Closed virial equations for hard parallel cubes and squares

TL;DR

This paper derives closed-form virial equations for hard parallel cubes and squares, revealing their limitations in representing fluid phases near freezing and highlighting similarities with sphere packings.

Contribution

It introduces closed-virial equations for cubes and squares based on observed behaviors of virial coefficients and their relation to close-packing.

Findings

Virial coefficients Bn show similar behavior to spheres and disks.

Virial pressures deviate from MD pressures below crystallization densities.

Limitations of Mayer cluster expansion in fluid phase modeling are confirmed.

Abstract

A correlation between maxima in virial coefficients (Bn), and "kissing" numbers for hard hyper-spheres up to dimension D=5, indicates a virial equation and close-packing relationship.

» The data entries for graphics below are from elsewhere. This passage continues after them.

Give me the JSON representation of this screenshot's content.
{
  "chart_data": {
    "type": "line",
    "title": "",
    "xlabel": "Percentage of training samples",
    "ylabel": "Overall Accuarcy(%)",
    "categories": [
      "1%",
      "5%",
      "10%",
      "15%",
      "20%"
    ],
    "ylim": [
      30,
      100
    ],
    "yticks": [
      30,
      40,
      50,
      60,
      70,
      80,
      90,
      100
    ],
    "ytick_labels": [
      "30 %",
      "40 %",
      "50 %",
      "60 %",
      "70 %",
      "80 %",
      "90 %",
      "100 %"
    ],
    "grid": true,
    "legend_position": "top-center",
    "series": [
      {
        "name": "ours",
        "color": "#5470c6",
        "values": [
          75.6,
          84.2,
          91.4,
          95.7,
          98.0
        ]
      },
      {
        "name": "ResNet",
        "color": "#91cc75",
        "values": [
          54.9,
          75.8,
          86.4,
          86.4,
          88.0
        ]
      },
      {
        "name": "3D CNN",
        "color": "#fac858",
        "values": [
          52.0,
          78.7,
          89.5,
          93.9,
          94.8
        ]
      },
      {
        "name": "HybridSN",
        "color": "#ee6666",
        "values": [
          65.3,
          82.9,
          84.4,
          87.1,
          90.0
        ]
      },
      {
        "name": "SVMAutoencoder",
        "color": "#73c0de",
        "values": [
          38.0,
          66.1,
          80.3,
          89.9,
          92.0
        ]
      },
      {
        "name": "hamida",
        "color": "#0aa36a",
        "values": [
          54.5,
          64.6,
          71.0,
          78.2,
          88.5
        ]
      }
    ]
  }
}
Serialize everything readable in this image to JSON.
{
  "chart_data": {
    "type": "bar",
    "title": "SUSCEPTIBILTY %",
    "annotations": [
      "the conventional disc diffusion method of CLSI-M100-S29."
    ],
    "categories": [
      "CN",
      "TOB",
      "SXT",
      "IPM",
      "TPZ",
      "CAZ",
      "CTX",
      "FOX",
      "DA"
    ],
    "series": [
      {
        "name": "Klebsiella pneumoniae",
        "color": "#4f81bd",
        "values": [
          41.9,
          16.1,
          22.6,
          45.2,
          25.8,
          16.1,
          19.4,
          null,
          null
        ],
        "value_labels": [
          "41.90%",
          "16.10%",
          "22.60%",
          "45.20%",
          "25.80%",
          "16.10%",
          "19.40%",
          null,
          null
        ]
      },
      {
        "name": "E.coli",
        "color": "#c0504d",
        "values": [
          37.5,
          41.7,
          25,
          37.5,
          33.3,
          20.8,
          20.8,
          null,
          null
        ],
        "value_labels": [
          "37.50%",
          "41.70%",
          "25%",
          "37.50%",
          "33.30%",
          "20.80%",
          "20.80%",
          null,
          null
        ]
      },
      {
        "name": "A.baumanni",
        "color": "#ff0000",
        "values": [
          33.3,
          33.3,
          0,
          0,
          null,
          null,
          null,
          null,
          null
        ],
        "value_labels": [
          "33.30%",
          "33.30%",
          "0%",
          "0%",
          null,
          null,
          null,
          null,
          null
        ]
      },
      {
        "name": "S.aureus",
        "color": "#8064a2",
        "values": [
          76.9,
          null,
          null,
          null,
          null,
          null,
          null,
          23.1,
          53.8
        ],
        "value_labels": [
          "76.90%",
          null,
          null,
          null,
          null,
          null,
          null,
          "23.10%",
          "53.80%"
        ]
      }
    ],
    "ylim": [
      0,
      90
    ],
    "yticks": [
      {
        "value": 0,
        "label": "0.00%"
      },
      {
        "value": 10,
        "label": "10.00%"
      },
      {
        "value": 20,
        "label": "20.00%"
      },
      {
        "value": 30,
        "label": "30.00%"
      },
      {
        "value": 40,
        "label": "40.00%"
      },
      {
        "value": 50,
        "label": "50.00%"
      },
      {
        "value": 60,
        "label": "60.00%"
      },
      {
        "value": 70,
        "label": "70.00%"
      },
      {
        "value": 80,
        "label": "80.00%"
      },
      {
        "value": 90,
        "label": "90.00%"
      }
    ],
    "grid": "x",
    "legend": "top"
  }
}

Known virial coefficients up to B7, both for hard parallel cubes and squares, indicate that the limiting differences Bn-B(n-1) behave similar to spheres and disks, in the respective expansions relative to maximum close packing. In all cases, the increment Bn-B(n-1) will approach a negative constant with similar functional form in each dimension. This observation enables closed-virial equations-of-state for cubes and squares to be obtained. In both the 3D and 2D cases, the virial pressures begin to deviate from MD thermodynamic pressures at densities well-below crystallization. These results consolidate the general conclusion, from previous papers on spheres and disks, that the Mayer cluster expansion cannot represent the thermodynamic fluid phases up to freezing as commonly assumed in statistical theories.